FG’s lawyer, Mr. James Igwe had prayed the court to order the
striking varsity lecturers to in the interim, to return to work, pending the
determination of the substantive suit before the court. He maintained that the
matter was not only urgent, but of a great national interest as millions of
students have been at home for over seven months.
Igwe said there was need for the matter to be expeditiously
determined to enable university students to return to school, adding that
failure to call off the strike would cause irreparable damage to not only the
students but also to the nation.
While dismissing objections ASUU raised through its lawyer, Mr
Femi Falana, SAN, the court held that the strike action was detrimental to
public university students that cannot afford to attend private tertiary
institutions.
The court, thereafter, issued an order, restraining ASUU,
“whether by themselves, members, agents, privies or howsoever called, from
taking further steps and doing any act in continuance of the strike action,
pending the hearing and determination of the suit filed.”
Meanwhile, ASUU had revealed that it was going to appeal the
judgement.
An agreement signed and agreed upon with timelines was not
adhered to by the government. We all looked on and carried on as though the cry
by the association on the worsening state of the nation’s universities does not
matter to the government. While the government has been crying of dwindling
revenue over the years, that has not stopped it from throwing money away abroad
in the name of international diplomacy and all other aspects of government have
not stopped enjoying the federal government’s patronage.
Sometime in 2017 over N6.1 billion was spent buying brand new
cars for our over pampered legislators within this so-called trying period.
Similarly, in September 2019 the Senate justified the N5.5
billion voted for the procurement of Sport Utility Vehicles (SUV) for its
members.
In February 2020, the House of Representatives resolved to
purchase 400 Toyota Camry 2020 model cars acquired for members as official
cars, otherwise called utility vehicles. These are just little of the many
privileges that our legislators have enjoyed within this period of so-called
lean resources.
In August 2020, Nigerians were outraged after President Buhari’s
government confirmed that it donated N1.14 billion to the Republic of Niger.
There was also umbrage when Nigerians became aware of the
government’s similar gift to Afghanistan, not when it was made, but following a
response by the Secretary General of the Organisation of Islamic Cooperation
(OIC), Hissein Brahim Taha.
Within the same period the APC-led federal government wants
Nigerians to believe that the nation is broke, the president signed a $1.9
billion rail network to link Niger.

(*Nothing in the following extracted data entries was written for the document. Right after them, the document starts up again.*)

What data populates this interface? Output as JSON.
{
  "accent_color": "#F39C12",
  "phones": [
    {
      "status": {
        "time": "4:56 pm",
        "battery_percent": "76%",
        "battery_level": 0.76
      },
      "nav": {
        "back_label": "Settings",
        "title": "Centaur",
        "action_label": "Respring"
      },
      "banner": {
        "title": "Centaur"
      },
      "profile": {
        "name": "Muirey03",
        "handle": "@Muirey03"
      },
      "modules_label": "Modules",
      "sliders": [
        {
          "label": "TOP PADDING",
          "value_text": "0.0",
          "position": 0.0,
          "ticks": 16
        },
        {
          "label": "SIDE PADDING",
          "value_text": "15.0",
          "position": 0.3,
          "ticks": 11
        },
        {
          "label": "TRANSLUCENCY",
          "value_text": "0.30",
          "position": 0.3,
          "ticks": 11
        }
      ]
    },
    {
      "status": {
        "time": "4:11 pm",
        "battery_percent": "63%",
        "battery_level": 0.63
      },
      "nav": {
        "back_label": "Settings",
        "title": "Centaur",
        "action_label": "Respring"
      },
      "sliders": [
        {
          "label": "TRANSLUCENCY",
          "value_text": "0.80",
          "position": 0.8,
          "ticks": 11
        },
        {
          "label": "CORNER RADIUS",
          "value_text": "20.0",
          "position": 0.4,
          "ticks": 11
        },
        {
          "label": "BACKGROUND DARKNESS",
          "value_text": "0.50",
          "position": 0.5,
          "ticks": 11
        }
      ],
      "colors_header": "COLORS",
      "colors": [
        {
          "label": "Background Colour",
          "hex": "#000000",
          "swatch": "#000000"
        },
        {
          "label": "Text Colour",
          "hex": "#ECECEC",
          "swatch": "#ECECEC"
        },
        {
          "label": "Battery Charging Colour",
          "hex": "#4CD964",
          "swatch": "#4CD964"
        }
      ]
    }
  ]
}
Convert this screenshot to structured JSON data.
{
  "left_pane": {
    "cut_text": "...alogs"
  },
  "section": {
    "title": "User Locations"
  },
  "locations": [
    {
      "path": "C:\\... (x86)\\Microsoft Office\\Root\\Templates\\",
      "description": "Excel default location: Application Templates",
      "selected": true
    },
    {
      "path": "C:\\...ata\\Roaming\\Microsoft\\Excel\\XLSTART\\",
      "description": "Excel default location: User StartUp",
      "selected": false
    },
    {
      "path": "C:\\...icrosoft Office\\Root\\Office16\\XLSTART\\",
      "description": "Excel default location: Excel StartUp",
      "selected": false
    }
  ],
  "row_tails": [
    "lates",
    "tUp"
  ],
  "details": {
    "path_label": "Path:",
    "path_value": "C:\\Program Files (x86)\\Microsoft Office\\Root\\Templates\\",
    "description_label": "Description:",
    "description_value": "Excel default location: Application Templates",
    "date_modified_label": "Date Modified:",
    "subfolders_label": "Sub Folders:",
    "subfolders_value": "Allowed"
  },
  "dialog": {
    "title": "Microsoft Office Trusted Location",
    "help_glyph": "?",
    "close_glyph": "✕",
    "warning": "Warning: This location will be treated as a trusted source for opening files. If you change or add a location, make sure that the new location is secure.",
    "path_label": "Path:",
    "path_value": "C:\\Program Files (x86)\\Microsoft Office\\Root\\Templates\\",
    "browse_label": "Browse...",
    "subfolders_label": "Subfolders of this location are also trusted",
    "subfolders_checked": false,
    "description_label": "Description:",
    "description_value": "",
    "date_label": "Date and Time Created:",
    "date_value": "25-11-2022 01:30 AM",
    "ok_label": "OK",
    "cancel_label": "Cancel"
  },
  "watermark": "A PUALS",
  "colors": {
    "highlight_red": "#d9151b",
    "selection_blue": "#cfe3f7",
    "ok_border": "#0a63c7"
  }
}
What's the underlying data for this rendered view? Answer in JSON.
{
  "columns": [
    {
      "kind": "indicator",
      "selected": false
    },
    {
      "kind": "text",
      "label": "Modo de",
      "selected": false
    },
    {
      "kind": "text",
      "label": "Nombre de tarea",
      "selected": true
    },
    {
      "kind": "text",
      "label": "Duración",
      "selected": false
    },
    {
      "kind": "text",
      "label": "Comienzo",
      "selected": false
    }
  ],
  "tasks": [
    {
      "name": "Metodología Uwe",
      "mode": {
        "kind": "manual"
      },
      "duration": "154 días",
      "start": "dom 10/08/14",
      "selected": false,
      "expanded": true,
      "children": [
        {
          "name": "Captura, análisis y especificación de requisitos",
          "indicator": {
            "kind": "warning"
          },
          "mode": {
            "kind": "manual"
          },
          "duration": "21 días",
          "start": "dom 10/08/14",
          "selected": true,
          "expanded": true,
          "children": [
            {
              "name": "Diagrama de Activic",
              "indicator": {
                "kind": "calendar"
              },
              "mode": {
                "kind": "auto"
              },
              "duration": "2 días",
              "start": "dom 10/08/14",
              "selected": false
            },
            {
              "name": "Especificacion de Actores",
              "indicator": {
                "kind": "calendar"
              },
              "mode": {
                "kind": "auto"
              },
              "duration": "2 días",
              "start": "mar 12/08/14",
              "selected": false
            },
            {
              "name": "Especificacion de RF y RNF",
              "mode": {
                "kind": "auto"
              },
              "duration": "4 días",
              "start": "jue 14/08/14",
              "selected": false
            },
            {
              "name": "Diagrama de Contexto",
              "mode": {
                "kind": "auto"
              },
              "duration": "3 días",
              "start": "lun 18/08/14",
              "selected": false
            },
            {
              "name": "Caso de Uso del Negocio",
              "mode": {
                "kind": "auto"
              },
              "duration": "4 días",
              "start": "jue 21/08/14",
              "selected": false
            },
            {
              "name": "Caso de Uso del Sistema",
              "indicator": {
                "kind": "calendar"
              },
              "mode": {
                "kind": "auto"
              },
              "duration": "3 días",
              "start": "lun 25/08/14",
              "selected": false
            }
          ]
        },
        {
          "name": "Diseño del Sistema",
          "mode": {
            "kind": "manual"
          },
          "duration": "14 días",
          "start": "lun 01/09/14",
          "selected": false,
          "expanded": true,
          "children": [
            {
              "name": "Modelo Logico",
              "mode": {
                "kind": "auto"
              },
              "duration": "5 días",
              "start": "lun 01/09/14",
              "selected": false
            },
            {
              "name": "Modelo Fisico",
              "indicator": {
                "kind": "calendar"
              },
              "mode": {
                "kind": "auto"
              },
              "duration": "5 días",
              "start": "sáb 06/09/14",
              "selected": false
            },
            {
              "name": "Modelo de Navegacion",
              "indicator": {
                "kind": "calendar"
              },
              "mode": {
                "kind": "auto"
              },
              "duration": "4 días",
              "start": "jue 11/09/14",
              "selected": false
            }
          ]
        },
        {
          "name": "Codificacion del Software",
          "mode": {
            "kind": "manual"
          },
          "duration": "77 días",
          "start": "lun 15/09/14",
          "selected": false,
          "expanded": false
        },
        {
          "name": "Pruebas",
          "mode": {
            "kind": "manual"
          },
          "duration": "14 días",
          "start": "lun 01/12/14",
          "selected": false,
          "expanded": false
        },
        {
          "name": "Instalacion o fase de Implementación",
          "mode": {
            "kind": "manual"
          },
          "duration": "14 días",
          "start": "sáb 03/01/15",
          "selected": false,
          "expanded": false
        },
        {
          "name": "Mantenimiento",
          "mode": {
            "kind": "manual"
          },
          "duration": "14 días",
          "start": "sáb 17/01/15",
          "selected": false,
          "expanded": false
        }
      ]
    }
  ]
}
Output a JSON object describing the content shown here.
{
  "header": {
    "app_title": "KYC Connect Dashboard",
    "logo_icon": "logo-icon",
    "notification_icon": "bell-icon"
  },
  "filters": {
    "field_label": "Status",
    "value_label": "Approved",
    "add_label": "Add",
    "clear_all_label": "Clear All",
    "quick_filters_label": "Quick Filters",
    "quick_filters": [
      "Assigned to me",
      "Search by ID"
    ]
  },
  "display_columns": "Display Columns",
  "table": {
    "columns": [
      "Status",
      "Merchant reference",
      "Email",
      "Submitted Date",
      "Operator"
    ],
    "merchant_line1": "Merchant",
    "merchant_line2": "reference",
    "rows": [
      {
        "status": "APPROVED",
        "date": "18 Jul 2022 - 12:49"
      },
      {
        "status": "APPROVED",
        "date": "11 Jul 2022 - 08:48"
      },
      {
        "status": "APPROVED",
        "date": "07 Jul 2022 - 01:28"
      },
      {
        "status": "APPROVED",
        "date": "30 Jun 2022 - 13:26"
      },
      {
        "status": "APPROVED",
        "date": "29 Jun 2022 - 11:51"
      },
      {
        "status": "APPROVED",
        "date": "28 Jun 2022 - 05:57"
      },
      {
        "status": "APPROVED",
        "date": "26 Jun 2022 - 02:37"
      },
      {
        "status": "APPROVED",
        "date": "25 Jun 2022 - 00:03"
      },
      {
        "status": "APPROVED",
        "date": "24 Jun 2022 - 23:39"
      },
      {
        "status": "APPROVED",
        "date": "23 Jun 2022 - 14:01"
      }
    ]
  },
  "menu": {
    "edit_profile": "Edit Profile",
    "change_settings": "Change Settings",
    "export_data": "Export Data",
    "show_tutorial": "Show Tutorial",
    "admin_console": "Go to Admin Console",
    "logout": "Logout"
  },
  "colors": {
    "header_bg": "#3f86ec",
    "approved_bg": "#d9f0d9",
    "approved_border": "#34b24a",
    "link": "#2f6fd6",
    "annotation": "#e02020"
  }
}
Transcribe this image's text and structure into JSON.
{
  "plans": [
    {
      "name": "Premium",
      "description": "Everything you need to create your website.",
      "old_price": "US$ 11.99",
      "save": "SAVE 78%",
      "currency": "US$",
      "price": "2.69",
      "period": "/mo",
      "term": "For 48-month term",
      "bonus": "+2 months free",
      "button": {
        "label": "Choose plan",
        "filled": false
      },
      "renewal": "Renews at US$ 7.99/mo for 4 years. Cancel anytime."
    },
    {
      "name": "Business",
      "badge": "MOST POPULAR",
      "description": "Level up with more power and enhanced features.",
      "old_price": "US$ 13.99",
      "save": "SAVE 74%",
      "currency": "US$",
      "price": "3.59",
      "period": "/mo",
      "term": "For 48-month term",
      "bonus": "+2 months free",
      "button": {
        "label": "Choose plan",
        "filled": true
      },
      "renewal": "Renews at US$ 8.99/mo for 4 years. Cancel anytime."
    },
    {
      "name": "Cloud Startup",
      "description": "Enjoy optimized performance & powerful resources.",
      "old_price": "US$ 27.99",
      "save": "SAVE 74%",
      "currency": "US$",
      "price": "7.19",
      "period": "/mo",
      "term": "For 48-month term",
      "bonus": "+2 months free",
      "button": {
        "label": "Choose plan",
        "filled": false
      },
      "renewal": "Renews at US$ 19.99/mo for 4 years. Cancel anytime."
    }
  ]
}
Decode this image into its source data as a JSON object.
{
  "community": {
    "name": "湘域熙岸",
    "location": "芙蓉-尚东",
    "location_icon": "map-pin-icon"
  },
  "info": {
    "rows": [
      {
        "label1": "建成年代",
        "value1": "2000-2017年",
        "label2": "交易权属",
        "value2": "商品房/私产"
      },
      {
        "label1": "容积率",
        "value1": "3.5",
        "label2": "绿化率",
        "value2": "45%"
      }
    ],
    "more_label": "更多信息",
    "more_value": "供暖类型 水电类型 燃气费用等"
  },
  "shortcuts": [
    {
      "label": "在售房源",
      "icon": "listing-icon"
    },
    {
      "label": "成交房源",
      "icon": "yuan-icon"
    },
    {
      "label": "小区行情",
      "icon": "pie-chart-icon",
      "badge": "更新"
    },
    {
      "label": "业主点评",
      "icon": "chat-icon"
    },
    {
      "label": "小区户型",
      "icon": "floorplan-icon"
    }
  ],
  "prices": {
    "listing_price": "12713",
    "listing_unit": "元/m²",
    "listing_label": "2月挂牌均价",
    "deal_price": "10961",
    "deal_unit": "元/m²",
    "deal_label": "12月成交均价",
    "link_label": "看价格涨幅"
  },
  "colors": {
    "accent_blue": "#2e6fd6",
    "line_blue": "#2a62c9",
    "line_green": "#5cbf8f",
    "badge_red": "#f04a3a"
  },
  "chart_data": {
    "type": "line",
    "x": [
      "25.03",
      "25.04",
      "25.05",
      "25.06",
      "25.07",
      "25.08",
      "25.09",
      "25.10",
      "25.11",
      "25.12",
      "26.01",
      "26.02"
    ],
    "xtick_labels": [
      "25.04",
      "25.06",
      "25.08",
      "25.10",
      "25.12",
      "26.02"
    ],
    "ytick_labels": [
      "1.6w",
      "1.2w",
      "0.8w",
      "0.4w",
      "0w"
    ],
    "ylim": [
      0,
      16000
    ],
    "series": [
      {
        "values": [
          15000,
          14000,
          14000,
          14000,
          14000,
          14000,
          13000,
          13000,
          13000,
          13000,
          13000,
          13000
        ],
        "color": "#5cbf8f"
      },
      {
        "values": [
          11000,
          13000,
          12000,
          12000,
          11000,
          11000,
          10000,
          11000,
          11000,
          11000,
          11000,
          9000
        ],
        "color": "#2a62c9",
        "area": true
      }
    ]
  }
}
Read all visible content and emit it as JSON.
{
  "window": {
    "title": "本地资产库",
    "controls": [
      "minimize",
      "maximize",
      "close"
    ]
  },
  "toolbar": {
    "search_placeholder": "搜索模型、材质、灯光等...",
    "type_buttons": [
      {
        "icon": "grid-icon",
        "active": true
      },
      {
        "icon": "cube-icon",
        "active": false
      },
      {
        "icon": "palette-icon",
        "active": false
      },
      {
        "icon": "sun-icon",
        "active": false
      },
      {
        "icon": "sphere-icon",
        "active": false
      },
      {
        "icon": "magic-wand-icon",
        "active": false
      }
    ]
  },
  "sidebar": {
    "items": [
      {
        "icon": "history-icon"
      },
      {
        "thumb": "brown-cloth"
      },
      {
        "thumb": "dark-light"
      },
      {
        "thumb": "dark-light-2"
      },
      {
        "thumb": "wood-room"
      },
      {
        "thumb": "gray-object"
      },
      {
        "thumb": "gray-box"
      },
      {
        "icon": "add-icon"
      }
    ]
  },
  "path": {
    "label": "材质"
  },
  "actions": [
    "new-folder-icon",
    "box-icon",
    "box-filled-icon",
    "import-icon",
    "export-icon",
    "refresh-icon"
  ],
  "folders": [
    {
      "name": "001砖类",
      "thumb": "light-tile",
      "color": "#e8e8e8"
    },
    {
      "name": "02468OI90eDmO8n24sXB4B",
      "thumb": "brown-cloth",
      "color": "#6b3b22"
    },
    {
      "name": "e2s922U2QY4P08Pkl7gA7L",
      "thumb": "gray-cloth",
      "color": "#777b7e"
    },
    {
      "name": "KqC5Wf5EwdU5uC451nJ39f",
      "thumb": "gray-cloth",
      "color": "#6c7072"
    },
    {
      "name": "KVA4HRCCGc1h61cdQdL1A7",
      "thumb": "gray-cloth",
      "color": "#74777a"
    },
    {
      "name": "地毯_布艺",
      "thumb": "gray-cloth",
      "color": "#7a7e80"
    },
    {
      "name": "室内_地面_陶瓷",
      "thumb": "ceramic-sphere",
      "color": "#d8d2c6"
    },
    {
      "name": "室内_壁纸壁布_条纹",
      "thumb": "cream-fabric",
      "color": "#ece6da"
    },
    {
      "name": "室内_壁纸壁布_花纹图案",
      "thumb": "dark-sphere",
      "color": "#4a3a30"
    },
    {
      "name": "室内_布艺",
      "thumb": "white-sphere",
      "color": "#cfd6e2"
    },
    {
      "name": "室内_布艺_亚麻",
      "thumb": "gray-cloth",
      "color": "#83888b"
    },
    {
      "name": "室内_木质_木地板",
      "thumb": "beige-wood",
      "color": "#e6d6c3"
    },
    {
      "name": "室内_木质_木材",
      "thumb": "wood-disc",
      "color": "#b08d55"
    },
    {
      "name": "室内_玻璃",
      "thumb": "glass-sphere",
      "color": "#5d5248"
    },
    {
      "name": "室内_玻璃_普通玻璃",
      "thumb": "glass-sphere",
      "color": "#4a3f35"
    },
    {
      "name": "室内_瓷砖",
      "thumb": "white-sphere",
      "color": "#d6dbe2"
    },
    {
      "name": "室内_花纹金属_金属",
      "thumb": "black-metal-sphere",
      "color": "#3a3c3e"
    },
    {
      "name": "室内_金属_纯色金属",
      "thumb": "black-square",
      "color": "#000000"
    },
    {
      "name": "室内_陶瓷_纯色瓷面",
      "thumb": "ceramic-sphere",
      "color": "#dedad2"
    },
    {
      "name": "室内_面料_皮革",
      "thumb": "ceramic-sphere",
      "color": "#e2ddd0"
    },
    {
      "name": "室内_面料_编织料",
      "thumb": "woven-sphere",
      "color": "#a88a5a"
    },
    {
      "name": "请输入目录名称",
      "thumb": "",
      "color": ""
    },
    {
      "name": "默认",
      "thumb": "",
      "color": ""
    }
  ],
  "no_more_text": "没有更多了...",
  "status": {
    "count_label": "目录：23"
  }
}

That is in spite of Nigeria’s rail network
not covering most of the territory he governs. These acts of charity to other
countries, at the detriment of the Nigerian people that supposedly voted into
office, have continued to stoke public anger and heat up the polity.
Can the federal government remind us, just in case we have
forgotten, to what extent it has gone in the last seven years to meet some of
the demands of ASUU?
All said and done, ASUU and its leadership must understand that
if after seven years, the federal government under Buhari has continued to
ignore the need to develop our education, he cannot begin to do that now.
Like the bull in the China shop, ASUU must seek how best to
resolve this dispute just to see to the end of a president who has spent more
time and resources abroad, leave on May 29; if only to ensure that the damage
to the nation, like the China shop, is mitigated.
Afterall, like Aisha Buhari proved last week, ASUU’s continuous
action only affects the ordinary people and not the president, his vice or
other members of his cabinet and they are not the least bothered.